As presented here, [34] also found a strong activity of chalcones against Gram-positive cocci (Staphylococcus aureus and Streptococcus pyogenes) compared to Gram-negative bacteria (Salmonella typhimurium and Escherichia coli). Antimicrobial activity of dihydrochalcones form Populus balsamifera tree buds was also reported before [35]. The different identified compounds therefore correspond to antimicrobial properties detailed so far in the literature but were not yet associated with Uvaria chamae roots as antibiotics. Furthermore, the three chalcone structures described here had never been associated with U. Chamae neither.

Two suspected structures were not present in databases and were deposited in Chemspider and Pubchem. These results therefore confirm the advantage of using such root extracts in traditional medicine to heal various diseases.

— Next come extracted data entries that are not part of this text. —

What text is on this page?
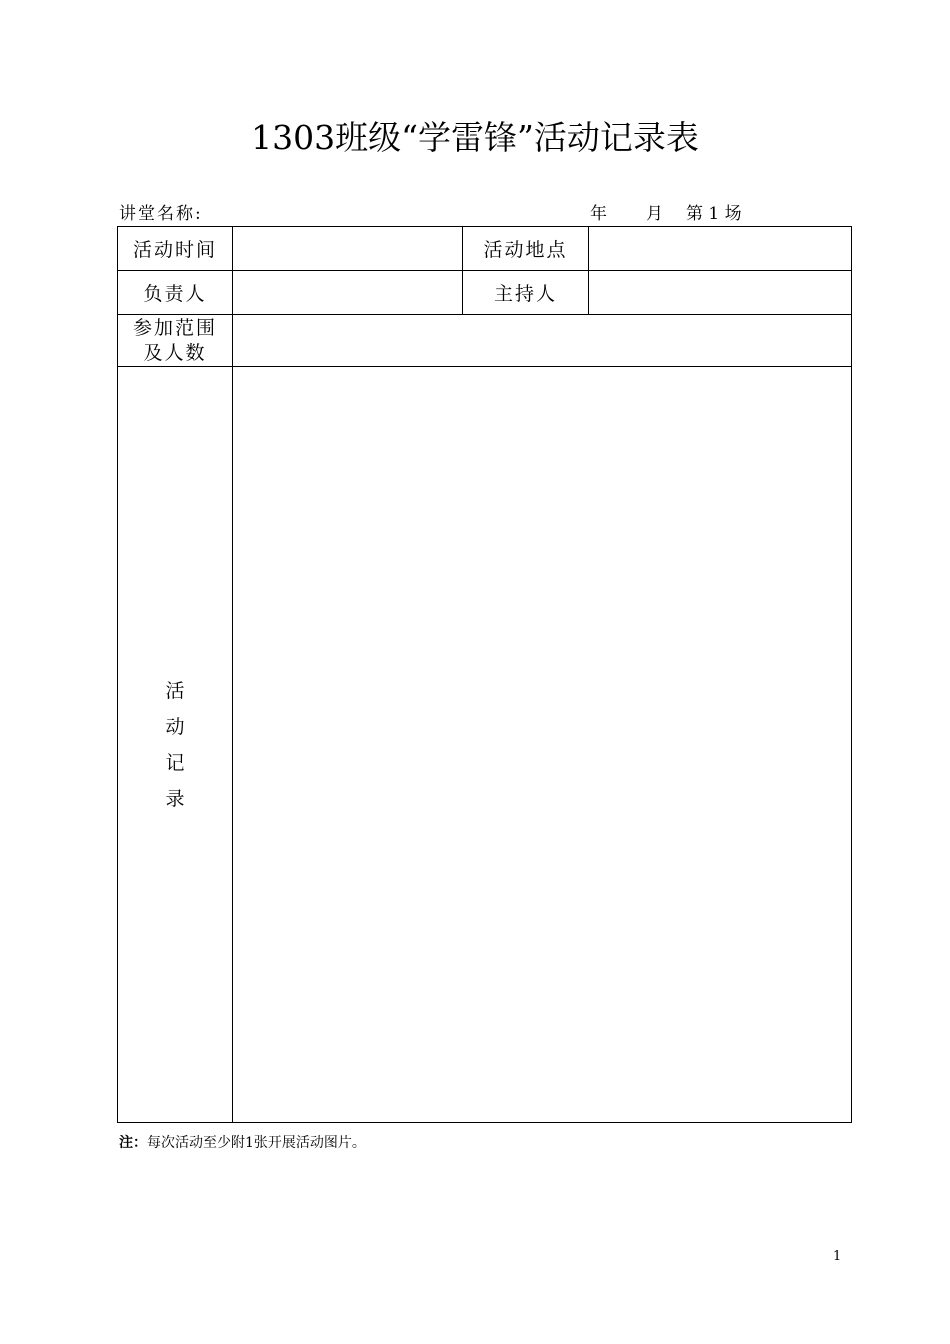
1303班级“学雷锋”活动记录表
讲堂名称:	年 月 第 1 场
活动时间		活动地点	
负责人		主持人	

参加范围
及人数			

活动记录			
注：每次活动至少附1张开展活动图片。
1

Concerning the medical use of such compounds, few studies existed so far and were not related to antibiotic treatments. So far, chalcones and dihydrochalcones only showed medical treatment potential as anticancer agents [36-38] or skin protection ingredients [39]. Clinical trials lately demonstrated that several chalcone compounds were not toxic and well tolerated by humans [40]. Dihydrochalcone compound named “hesperidin dihydrochalcone” is nowadays used as a flavour enhancer and does not present any toxicity. Dihydrochalcone and chalcone structures reveal nowadays interesting perspectives in various clinical fields.

5. Conclusion

This study addresses the strong antibacterial activity of ethanol extracts from Uvaria chamae roots, in particular against Gram-positive multidrug-resistant species. This activity is endorsed by the confident and consistent ion mobility-mass spectrometry identification of chalcone and dihydrochalcone flavonoid structures, beforehand isolated from the plant roots. This study is the first to associate these flavonoid chemicals with this root in the case of an antimicrobial treatment. Therefore, three chalcone structures were suggested for the first time as constituents of Uvaria chamae roots. Taken together, these new findings affirm that traditional medicine using this root is of great value for the treatment of microbial infections. This knowledge about flavonoid active ingredients will be helpful for future medication and research in this area. Furthermore, such chalcone and dihydrochalcone compounds show a great potential in the challenging treatment of multidrug-resistant bacteria. Finally, further chemical description and antimicrobial activity measurements of each individual detected compounds are important perspectives that should be addressed in the future.